Day 574 – The hospital

As mentioned, yesterday’s appointment went well. But it would be remiss of me not to comment on the place where it occurred. It was my first visit to Rondebosch Medical Centre, and while it was a generally positive experience, the actual place was actually rather unsettling.

The ground floor is occupied by a petrol station. Bit weird.

The public parking was on the roof, and was a real adventure to get to. Tight turns and no set plan for any floor of the parking lot kept me guessing and (once) having to reverse and try again. And then, once arriving there, half of the roof was being used as a construction site.

The view was pretty good, though:

The car park set the tone for the building, which was poorly lit, full of narrow corridors and tight corners, and seemingly also all under construction.
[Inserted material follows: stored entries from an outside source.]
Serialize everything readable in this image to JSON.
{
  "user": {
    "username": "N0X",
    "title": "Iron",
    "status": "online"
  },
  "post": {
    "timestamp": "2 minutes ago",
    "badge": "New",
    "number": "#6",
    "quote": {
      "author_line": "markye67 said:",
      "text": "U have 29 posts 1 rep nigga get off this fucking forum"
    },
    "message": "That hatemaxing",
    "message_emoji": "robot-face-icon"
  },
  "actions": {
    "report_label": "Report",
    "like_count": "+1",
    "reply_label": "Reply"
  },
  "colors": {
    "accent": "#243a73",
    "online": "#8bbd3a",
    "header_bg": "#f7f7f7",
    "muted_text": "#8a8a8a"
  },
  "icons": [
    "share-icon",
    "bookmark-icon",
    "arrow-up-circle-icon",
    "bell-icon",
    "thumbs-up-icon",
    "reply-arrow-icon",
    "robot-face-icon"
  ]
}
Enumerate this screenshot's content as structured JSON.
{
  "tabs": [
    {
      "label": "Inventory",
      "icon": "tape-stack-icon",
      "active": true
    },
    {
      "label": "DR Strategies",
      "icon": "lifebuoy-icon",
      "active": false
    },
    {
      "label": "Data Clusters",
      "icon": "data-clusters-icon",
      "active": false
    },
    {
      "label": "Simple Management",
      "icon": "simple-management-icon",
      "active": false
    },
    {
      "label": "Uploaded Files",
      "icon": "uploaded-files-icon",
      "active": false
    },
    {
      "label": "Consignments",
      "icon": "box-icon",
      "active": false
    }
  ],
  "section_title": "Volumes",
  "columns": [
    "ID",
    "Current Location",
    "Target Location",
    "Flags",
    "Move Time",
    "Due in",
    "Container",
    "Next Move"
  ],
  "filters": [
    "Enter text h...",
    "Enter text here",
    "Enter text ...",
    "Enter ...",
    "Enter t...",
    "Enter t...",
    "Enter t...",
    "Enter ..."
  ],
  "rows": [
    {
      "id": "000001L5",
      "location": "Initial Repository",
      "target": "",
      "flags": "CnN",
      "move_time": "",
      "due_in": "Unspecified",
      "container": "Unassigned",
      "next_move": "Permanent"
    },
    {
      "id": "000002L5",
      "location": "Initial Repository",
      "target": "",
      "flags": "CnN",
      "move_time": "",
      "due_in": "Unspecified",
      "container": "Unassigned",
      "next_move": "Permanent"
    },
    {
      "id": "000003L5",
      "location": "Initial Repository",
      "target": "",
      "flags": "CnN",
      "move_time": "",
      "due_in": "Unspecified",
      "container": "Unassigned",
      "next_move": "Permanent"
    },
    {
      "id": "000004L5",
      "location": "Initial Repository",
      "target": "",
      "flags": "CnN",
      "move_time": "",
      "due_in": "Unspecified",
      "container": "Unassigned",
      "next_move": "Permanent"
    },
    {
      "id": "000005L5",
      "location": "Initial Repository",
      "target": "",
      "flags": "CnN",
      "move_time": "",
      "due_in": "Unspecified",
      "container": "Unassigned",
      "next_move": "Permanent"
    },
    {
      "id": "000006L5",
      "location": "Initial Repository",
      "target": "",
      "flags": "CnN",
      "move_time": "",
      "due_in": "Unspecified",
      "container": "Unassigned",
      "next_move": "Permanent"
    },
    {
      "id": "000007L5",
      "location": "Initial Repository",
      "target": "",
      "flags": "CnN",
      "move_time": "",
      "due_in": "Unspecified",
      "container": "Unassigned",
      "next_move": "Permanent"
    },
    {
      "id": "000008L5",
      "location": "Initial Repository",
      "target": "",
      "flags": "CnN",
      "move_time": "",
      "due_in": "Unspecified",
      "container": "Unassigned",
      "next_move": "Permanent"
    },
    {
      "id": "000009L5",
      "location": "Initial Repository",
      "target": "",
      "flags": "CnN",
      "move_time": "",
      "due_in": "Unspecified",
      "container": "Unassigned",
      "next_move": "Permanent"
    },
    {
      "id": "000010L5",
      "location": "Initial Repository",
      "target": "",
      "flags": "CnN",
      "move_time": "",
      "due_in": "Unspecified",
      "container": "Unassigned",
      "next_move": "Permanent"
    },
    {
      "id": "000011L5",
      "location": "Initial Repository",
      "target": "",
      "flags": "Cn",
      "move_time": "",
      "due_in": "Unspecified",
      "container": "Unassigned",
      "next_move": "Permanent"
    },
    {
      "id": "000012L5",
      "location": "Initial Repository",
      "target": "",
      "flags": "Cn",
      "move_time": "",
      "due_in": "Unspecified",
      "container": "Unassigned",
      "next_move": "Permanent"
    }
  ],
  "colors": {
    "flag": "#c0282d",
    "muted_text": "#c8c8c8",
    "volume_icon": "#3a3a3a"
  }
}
Like an 80s office block suffering from sick building syndrome that had been hastily and desperately converted for another use.
Like a private hospital.

But just because the building is awful, that’s not to say that the service wasn’t good. It was.
It was just that it was all housed in a really horrible place.

Day 110, extra – The toddler who cannot talk

This is an incredible (as in, literally not credible) story from the UAE.
Please take the time to read it.

 

When his widowed mother died during childbirth, there was never any question that the team at Dubai’s Al-Shabbas Private Hospital would take care of little Ata. In this strange, overwhelming, futuristic city, sometimes the personal touch can be forgotten, and the staff at Al-Shabbas probably knew that without their shared care, baby Ata – his name means ‘Gift from Allah’ – might fall through the cracks in the UAE’s social service system.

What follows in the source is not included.